As Vigo County officials plan for a new 485-bed jail, they are also
looking at ways to reduce the need for jail space in the long term.
County
commissioners met Tuesday with representatives of Hamilton Center about
the behavioral health system’s effort aimed at keeping people who serve
their time from going back to jail.
The
New Citizen Program provides job skills and career development,
including mentoring, and offers permanent positions to those who
complete the year-long track.
Melvin L. Burks, Hamilton Center’s
chief executive officer, said the program resulted from discussions he
had with Tatu Brown when the Terre Haute resident was serving time in
federal prison.
“The thing that we have learned is if anyone
coming out of prison can get a job — a good job — they will most likely
continue to work in that job and grow,” Burks said.
Those who have
paid their debt to society and complete the program are thus “new
citizens,” he said, explaining the initiative’s name.

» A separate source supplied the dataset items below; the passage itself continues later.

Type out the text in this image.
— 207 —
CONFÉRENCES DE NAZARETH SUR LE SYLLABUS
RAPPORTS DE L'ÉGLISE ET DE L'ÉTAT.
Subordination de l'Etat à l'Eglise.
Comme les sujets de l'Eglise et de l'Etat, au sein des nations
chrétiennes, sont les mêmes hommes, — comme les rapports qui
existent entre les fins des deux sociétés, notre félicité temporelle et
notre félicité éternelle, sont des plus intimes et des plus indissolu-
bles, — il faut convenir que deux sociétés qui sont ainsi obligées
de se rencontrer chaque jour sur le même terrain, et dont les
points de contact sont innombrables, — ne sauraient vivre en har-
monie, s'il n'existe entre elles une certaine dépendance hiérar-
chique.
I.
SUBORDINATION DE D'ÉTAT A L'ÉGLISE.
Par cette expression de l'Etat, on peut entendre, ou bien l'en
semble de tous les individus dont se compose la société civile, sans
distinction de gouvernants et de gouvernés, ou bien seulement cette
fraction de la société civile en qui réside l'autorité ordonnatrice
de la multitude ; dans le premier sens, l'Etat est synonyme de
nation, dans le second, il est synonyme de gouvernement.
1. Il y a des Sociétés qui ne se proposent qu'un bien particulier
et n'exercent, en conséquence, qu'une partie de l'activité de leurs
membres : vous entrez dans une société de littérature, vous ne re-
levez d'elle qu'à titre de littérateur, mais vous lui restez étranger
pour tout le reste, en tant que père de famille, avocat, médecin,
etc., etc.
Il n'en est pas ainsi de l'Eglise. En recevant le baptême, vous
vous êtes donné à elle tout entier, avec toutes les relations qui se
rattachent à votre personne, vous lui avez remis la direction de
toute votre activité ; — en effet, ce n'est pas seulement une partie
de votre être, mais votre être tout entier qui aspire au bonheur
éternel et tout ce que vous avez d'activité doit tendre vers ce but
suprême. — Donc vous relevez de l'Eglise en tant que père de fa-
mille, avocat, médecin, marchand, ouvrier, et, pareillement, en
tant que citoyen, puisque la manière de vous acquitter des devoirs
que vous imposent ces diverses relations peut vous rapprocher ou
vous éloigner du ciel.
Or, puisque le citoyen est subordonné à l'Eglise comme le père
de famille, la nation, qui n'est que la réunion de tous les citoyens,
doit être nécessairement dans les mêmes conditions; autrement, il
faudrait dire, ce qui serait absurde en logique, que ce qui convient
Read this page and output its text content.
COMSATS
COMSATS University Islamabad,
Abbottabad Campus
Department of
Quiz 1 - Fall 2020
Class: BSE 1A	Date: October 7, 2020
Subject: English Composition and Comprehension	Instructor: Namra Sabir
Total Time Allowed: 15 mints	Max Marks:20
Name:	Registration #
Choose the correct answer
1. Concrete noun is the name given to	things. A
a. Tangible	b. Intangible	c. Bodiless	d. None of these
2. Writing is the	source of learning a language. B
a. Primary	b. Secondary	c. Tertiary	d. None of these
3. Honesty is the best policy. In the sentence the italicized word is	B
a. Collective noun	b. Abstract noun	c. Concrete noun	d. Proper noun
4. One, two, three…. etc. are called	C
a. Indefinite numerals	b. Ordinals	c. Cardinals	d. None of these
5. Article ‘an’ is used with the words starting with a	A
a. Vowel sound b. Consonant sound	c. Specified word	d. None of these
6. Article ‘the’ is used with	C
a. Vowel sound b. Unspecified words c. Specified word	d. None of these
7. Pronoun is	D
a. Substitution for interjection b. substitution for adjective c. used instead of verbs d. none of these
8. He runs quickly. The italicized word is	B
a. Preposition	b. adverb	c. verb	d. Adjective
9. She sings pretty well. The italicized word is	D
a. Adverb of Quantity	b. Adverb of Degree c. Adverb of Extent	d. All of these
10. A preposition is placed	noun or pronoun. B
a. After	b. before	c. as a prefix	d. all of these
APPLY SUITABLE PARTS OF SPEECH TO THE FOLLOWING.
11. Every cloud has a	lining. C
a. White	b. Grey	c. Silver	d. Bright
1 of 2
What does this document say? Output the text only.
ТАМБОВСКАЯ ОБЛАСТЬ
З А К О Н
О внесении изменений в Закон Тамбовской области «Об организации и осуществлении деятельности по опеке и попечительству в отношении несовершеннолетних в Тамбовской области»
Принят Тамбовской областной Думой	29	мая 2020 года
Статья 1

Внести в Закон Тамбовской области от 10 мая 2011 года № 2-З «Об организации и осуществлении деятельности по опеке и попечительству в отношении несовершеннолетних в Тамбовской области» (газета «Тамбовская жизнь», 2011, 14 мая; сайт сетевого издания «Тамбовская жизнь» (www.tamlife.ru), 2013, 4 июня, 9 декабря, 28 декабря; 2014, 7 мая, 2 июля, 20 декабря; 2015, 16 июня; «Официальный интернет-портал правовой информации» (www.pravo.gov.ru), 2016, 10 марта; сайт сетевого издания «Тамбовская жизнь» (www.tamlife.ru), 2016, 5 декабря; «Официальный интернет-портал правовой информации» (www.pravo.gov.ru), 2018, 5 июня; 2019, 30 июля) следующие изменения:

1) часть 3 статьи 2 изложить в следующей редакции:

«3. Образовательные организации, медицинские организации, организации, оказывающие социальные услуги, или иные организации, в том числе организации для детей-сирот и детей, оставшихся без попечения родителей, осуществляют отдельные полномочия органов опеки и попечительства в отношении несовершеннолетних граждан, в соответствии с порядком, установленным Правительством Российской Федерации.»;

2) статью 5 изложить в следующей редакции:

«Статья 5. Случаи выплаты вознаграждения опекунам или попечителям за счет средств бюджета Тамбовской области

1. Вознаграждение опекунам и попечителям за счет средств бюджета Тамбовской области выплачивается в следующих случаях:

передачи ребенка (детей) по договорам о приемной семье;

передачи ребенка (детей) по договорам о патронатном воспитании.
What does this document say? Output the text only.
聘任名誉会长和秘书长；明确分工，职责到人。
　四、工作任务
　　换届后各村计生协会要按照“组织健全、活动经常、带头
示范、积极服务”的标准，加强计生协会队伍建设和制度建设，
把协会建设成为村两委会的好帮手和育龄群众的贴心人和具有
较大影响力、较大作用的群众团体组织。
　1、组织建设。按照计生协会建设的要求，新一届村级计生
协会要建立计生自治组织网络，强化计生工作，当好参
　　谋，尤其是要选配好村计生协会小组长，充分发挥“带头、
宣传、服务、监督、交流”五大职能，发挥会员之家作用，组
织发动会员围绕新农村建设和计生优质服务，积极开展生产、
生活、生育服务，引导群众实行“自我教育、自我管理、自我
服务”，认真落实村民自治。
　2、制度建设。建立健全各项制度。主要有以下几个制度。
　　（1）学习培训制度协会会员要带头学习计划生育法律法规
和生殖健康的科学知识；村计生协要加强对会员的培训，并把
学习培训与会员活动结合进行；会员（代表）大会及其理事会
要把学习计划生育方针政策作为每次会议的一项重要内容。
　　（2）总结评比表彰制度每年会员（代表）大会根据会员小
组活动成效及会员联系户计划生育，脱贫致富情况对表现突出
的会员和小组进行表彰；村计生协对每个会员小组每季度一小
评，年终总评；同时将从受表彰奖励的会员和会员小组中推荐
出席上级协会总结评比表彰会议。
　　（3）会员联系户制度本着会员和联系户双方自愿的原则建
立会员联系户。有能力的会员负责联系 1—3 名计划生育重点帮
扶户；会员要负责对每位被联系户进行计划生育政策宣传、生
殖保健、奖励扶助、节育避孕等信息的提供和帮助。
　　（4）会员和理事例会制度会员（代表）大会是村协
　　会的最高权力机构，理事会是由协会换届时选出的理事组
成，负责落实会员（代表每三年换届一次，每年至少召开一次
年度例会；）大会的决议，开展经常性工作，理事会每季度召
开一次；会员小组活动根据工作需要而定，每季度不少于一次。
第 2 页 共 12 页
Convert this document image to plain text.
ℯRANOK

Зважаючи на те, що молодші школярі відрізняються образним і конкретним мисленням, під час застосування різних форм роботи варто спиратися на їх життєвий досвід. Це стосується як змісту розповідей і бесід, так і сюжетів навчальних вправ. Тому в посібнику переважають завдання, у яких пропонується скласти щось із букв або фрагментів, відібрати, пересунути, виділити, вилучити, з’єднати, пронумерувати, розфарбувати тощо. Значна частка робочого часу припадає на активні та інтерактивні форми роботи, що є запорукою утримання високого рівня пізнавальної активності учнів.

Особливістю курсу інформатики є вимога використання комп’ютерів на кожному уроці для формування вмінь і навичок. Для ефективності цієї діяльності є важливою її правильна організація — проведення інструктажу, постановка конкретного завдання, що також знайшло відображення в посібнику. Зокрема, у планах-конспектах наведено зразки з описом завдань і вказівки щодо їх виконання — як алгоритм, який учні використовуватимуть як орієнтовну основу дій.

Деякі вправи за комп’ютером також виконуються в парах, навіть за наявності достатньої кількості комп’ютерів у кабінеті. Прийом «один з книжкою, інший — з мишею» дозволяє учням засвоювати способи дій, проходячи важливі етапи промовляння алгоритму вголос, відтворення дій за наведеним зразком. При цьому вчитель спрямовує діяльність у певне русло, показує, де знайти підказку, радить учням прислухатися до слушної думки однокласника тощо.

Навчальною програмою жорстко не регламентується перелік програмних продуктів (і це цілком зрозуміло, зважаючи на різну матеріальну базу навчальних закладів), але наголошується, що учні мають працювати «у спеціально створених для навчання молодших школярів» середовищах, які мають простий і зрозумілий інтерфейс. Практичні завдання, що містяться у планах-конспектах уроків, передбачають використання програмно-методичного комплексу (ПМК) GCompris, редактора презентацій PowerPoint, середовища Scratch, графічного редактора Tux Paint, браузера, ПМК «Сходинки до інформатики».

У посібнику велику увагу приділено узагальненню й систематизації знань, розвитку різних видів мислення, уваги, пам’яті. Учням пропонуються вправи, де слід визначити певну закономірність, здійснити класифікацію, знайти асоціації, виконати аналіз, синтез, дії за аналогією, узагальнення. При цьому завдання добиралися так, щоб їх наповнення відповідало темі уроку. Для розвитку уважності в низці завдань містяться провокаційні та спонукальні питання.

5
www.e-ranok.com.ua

The program provides “a career — not just a job,” said Emily Owens, Hamilton Center’s executive director for clinical services.
Brown,
41, said he started dealing drugs at 15 and received training in
wastewater treatment while serving time for drug trafficking. He reached
out to Burks to see if he could help him turn his life around.
“He
was excited that I had that passion and confidence to want to do
something different,” he said. “The more I would talk about things I was
accomplishing, the more he would get excited and the more he would push
me.”
Because of his training, Brown was released after serving five years
of a more than 15-year sentence and Burks welcomed him as the first
participant in the New Citizen Program.
Brown is one of five
people who have completed the program, which began in 2014. Four people
started the program but did not finish.
“This is a second chance
opportunity,” said Owens. “It’s an opportunity for the new citizen to be
a taxpayer and … not a tax burden. It builds value and individual
growth.”
Mentoring is key to the program, Burks said, noting it
provides not only one-on-one mentoring but a mentoring committee that
meets weekly with participants.
“Also
… the program has to have someone who is going to intercede when there
are ripples, when there are obstacles,” he said. “That’s why I always
stress that a leader of the organization or the corporation has to get
involved.”
The New Citizen Program is limited to one male and one
female per year and to Hamilton Center. In addition to meeting with
commissioners, agency representatives are spreading the word to area
businesses in hopes of creating more opportunities.
“If we could
do this on a large scale it would be awesome,” commissioners President
Brad Anderson said following the agency’s presentation.
Space for such programs will be available on the new jail campus off Honey Creek Drive, Anderson noted.
“We
have been talking with Hamilton Center about a diversion center,
possibly,” he said, explaining such a center would focus on inmates with
drug and alcohol problems. “If we could go to a larger scale (program)
it might be able to help us cut the size of our incarceration down.”